NEW YORK (Reuters) – The New York City mayor and New York governor raised the alarm on Thursday after the U.S. Supreme Court lifted state restrictions on carrying concealed guns in public, saying more people will now carry firearms and that everyone will be less safe.
Mayor Eric Adams, a Democrat and former police captain, predicted that more disputes would turn into violence once it becomes easier to carry a gun in the city of more than 8 million, the nation’s most populous city.
“This decision has made us all less safe from gun violence,” Adams said at a city hall news conference. “The decision ignores the shocking crisis of gun violence that is sweeping not only New York every day, but our entire country.”
So far this year, 693 people have been shot in New York City, according to official statistics that include both fatal and nonfatal shootings, down about 9% from 765 in the same period last year.
Mass shootings are becoming more common in the United States, including one on May 14 at a convenience store in Buffalo, New York, which killed 10 black people. An outspoken white supremacist was charged with murder and domestic terrorism motivated by hate.
The Supreme Court first ruled that the Second Amendment to the U.S. Constitution, which protects the right to “keep and bear arms” and was ratified in 1791, guaranteed an individual right to bear arms in public for self-defense.
The court’s conservative majority ruled that New York State’s system of issuing covert carrying licenses only to people who could prove they had “the right reason” was unconstitutional.
New York Governor Kathy Hochul, who called the ruling “deeply disturbing,” said the state will pursue a new gun licensing policy in line with the ruling.
“Shocking,” Hochul, a Democrat, said at a news conference. “Absolutely shocking that they have stripped us of the right to reasonable restraints.”

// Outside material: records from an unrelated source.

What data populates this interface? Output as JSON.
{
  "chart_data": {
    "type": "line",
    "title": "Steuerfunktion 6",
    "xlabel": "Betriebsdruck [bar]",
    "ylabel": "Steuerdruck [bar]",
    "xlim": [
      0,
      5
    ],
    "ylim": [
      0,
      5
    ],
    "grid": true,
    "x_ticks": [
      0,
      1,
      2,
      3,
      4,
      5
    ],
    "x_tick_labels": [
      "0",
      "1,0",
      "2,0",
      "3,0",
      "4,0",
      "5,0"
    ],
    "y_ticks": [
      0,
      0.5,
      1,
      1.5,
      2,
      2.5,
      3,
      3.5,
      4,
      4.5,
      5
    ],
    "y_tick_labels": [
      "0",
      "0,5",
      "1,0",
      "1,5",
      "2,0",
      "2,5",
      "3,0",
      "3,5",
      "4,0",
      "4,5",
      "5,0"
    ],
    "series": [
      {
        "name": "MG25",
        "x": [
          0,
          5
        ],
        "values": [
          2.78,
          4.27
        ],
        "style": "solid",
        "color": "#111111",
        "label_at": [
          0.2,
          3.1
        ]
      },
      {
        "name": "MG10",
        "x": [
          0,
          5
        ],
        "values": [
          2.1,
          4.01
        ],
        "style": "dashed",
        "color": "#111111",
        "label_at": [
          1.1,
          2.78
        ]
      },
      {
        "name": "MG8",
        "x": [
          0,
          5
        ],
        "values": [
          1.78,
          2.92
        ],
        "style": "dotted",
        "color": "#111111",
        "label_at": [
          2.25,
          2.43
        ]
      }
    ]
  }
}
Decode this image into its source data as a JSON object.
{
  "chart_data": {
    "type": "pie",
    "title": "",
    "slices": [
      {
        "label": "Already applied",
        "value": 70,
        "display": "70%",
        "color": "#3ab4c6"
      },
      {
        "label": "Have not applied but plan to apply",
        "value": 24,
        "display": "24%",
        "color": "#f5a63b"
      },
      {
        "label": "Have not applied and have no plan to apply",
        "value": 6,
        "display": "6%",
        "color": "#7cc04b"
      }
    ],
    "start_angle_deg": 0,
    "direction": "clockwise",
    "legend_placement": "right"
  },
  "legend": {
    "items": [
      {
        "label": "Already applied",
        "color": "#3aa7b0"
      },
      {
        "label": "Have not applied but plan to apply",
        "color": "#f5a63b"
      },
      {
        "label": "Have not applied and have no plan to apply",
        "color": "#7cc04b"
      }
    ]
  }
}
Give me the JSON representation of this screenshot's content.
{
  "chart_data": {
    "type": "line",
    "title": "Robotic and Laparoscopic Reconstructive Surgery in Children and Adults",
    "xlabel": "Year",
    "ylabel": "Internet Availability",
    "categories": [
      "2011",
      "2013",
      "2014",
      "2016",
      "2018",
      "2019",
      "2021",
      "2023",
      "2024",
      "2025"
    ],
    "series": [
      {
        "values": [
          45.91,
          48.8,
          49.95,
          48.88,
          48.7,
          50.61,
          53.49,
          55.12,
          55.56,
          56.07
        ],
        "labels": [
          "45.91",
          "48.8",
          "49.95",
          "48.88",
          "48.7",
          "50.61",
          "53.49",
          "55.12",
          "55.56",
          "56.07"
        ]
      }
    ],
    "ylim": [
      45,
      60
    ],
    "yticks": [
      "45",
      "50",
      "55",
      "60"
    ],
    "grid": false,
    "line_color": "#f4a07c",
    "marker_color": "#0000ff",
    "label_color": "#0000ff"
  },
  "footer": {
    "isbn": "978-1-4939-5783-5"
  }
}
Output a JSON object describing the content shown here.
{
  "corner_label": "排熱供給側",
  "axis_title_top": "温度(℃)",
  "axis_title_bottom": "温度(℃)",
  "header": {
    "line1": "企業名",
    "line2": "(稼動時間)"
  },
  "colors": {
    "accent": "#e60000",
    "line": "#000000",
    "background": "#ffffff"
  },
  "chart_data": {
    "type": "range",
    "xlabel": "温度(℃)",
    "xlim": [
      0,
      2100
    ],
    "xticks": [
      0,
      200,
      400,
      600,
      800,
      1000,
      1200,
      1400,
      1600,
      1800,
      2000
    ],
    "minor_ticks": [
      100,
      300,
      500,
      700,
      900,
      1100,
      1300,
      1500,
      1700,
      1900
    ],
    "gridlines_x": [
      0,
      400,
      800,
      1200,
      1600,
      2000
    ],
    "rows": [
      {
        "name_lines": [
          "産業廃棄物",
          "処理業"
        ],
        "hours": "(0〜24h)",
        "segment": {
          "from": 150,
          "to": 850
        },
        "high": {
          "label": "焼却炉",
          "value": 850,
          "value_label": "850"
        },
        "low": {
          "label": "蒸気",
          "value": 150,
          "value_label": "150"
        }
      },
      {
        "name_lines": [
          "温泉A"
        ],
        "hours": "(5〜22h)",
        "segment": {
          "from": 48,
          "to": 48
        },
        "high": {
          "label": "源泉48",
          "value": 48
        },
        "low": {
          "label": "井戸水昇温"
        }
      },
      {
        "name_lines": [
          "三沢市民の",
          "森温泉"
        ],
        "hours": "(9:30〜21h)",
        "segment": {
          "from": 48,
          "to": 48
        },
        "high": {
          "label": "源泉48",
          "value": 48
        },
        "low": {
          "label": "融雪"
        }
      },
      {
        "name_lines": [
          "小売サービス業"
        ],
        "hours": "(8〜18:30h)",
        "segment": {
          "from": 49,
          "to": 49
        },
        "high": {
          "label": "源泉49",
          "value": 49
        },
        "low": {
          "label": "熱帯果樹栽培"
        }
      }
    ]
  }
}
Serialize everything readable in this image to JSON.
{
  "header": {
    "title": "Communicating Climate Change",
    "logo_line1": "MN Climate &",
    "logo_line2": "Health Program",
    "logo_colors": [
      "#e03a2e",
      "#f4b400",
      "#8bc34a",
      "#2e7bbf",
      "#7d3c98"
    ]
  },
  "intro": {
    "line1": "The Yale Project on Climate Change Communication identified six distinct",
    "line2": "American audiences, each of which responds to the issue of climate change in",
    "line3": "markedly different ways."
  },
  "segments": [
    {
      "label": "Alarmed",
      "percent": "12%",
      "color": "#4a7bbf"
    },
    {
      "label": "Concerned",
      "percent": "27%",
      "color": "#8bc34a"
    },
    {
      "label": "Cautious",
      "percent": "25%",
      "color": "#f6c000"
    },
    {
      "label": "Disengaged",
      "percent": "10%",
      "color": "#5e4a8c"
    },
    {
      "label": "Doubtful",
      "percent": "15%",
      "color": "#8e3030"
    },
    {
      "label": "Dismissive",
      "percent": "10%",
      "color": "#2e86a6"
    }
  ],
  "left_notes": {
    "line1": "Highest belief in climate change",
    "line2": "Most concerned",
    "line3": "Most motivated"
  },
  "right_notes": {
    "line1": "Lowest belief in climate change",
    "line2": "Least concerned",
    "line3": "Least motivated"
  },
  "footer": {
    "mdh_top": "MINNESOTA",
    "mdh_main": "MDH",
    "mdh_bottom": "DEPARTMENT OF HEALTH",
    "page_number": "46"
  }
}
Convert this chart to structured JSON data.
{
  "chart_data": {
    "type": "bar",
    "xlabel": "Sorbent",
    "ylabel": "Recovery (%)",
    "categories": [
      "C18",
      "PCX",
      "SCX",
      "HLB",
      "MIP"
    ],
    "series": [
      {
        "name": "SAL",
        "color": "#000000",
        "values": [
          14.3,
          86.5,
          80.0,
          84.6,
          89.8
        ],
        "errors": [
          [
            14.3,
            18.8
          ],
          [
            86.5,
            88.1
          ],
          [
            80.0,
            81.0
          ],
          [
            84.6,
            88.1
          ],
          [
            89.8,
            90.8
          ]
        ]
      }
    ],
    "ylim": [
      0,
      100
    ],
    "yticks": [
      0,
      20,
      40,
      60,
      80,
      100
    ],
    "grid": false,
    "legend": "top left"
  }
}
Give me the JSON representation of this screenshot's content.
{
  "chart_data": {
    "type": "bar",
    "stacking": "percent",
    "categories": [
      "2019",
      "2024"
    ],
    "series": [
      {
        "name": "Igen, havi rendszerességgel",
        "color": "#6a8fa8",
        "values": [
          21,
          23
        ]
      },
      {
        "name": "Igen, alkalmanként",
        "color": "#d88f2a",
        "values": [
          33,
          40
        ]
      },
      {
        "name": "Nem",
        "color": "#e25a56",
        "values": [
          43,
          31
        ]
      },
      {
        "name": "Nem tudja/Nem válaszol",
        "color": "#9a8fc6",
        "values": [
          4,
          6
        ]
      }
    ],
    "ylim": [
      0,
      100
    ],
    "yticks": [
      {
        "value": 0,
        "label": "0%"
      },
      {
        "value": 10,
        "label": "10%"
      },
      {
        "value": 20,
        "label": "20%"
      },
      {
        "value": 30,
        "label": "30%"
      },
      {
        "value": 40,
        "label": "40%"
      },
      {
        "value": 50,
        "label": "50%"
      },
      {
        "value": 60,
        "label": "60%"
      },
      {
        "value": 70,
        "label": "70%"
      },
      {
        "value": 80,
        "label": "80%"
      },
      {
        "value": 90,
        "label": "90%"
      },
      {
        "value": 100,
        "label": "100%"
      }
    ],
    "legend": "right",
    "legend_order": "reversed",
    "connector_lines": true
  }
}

Hochul said her office would work with the Democrat-controlled state legislature to pass new measures, including defining “sensitive places” where guns would be banned.
Paige Graves, the general advisor to the New York transit system, said the Metropolitan Transportation Authority has begun to put in place “appropriate rules to keep dangerous weapons out of our subways, buses and commuter trains.”
Hochul proposed changes to the state’s licensing process that would create a “higher threshold” for concealed carry licenses and require firearms training. She said she does not want weapons to be allowed on private company premises unless the entrepreneur expressly decides otherwise.
Her office said that as of Thursday, New Yorkers still needed to apply for a concealed-carrying permit, but more will likely be granted because an applicant no longer has to provide a specific justification for wanting a self-defense weapon.
Large groups of public defenders in New York City filed a petition with the Supreme Court last year in support of gun rights plaintiffs in the case.
The public defenders said they represented many clients, especially black and Hispanic New Yorkers, who continued to comply with the law but had been prosecuted for obtaining a weapon for self-defense or wrongly denied a license.
“This decision could be a positive step towards ending arbitrary licensing standards that have hindered legal Black and Brown gun ownership in New York,” the Legal Aid Society said in a statement.